The family or friends in charge of the funeral arrangements determine the next steps. The body can be embalmed for a traditional funeral service or placed in refrigeration if being transported to another state.
If the decedent died while out of town or the family chooses a burial in a different location, arrangements must be made to transport the body to its final resting place. Typically, a funeral provider will make transportation arrangements because of their understanding of the specific requirements for transporting bodies.
If embalming is required or chosen by the family, a licensed embalmer is used to perform the service. In most cases, the funeral director is the licensed embalmer, which makes organizing these arrangements easier.
Embalming occurs when the staff replaces the body’s blood with chemical preservatives through the circulatory system. There is no state law requiring embalming, although some states may require embalming or refrigeration if the burial doesn’t take place within a certain period.
Refrigeration is often an acceptable alternative to embalming. Some services – such as immediate burial – don’t require embalming.

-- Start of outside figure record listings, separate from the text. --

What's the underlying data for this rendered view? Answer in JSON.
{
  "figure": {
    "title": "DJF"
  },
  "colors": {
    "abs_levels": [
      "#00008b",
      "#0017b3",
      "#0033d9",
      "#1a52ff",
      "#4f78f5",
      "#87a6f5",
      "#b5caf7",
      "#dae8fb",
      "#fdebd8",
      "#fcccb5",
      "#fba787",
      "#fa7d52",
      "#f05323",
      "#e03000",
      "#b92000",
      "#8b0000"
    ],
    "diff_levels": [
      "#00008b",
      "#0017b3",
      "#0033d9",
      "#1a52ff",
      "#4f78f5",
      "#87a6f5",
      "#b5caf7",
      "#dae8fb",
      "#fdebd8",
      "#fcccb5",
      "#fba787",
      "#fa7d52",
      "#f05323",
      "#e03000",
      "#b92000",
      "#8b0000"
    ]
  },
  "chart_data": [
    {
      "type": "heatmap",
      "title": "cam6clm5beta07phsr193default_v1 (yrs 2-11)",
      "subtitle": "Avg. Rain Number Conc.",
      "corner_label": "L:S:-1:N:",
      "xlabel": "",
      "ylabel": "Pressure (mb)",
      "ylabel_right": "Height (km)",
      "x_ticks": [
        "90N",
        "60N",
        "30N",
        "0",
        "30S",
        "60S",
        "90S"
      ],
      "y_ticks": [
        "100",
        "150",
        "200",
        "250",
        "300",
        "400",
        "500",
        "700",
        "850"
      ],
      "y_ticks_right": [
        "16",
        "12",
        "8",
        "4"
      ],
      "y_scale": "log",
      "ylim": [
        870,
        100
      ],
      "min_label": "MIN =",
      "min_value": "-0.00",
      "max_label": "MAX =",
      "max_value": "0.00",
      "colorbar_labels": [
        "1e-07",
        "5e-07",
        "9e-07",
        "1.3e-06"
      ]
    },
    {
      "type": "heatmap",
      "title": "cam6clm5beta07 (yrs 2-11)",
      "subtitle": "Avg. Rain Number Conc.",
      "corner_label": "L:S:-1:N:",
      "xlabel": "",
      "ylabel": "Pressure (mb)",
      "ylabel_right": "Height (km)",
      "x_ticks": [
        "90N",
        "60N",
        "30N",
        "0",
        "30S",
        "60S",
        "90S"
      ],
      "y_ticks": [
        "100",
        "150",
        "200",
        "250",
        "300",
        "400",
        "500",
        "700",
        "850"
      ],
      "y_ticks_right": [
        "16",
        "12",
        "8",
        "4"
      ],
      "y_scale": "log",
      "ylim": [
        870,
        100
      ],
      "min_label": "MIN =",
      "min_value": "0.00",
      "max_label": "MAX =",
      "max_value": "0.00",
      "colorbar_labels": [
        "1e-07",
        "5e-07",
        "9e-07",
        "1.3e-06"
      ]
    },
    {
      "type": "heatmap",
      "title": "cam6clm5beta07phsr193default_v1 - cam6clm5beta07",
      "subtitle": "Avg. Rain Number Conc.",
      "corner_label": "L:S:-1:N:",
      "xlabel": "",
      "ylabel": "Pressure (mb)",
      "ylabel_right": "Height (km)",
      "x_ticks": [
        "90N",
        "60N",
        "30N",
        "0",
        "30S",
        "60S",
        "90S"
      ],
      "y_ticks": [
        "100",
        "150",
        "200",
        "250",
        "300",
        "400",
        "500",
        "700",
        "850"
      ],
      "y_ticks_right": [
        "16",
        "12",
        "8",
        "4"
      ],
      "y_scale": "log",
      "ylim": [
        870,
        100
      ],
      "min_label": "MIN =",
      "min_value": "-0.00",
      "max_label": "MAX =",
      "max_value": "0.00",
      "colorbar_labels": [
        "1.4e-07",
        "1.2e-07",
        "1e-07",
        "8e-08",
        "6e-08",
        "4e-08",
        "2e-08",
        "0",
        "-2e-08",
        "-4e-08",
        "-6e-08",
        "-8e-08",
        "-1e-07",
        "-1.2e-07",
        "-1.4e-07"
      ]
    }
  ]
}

If a viewing is part of the service, the family will need to select clothing and mementos (such as jewelry and glasses) for the decedent. Anything worn by the decedent during the viewing can be returned to the family before the burial takes place (or left with the deceased). Cosmetics are applied, and the hair is styled according to the family’s wishes.
What happens next depends on the type of funeral performed. Traditional funerals typically include transporting the body to a cemetery or other gravesite. In some cases, an official will perform a graveside service.